Rien n'est fait pour les Bleus

Après sa courte victoire contre l'Islande, la France espérait  s'imposer lundi soir face à la Turquie au Stade de France pour valider son billet pour l'Euro. Avec une équipe où Wissam Ben Yedder avait pris la place d'Olivier Giroud en attaque et Lucas Hernandez avait retrouvé sa place de titulaire, les Bleus débutaient bien la première période avec une tête de Moussa Sissoko captée par le gardien Mert Günok. Les Turcs centraient aussi à la 11e minute mais Clément Lenglet veillait. Au quart d'heure de jeu Antoine Griezmann voyait sa frappe repoussée par le gardien puis quelques minutes plus tard sur un centre en retrait de Kingsley Coman, l'attaquant barcelonais voyait sa tête captée par Günok. Puis c'était une frappe de Sissoko qui était arrêtée. Les Français dominaient et occupaient la surface turque sans trouver la faille. A la 39e Steve Mandanda était tout de même sollicité sur un long ballon turc dans le dos de la défense. Après une nouvelle tête de Coman à côté du but, les deux équipes rentrées aux vestaires sur un score nul. Après la mi-temps, les Turcs obtenaient un coup franc capté par Mandanda, quelques minutes plus tard Hernandez s'en allait seul vers le but turc mais manquait sa frappe. Peu avant l'heure de jeu le capitaine de la Turquie voyait sa frappe passer au-dessus du but tricolore. Les Turcs parvenaient mieux à faire monter les ballons et entraient plus facilement dans la moitié de terrain française. Après une autre tête de Raphaël Varane à côté, Giroud prenait la place de Ben Yedder, quelques minutes plus tard sur un corner de Griezmann l'attaquant français ouvrait le score d'une tête décroisée qui trompait le gardien.
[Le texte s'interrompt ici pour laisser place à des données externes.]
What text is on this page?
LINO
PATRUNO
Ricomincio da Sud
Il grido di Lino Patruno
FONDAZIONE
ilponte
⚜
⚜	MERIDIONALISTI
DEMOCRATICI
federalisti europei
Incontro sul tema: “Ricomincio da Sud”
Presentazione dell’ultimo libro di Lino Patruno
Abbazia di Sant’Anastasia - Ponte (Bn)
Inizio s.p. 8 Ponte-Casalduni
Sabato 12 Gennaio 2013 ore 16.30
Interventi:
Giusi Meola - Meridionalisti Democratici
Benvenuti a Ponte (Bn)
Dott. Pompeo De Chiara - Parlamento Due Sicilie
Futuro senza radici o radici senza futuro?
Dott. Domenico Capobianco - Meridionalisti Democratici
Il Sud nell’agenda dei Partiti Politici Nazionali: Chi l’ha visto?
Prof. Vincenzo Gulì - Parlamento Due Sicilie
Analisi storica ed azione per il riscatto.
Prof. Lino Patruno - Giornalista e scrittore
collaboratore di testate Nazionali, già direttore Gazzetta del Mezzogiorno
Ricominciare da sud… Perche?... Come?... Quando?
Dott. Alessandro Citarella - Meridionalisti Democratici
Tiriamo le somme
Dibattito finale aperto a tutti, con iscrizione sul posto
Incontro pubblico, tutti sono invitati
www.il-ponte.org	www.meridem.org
Il inscrivait ainsi son 38e but en sélection. A peine le temps de célébrer que suite à une faute de Griezmann, les Turcs obtenaient un coup franc, il était tiré par Kaan Ayhan. Ce dernier égalisait avec une frappe au ras du poteau, 1-1 à la 82e. Malgré deux coups franc et une dernière frappe de Jonathan Ikoné entré en cours de jeu à la 87e, les Bleus ne parvenaient pas à reprendre l'avantage et devaient se contenter du nul. Deuxième au classement à égalité de points avec la Turquie, la France a encore deux matchs pour se qualifier. En novembre, elle recevra d'abord la Moldavie avant de se rendre en Albanie.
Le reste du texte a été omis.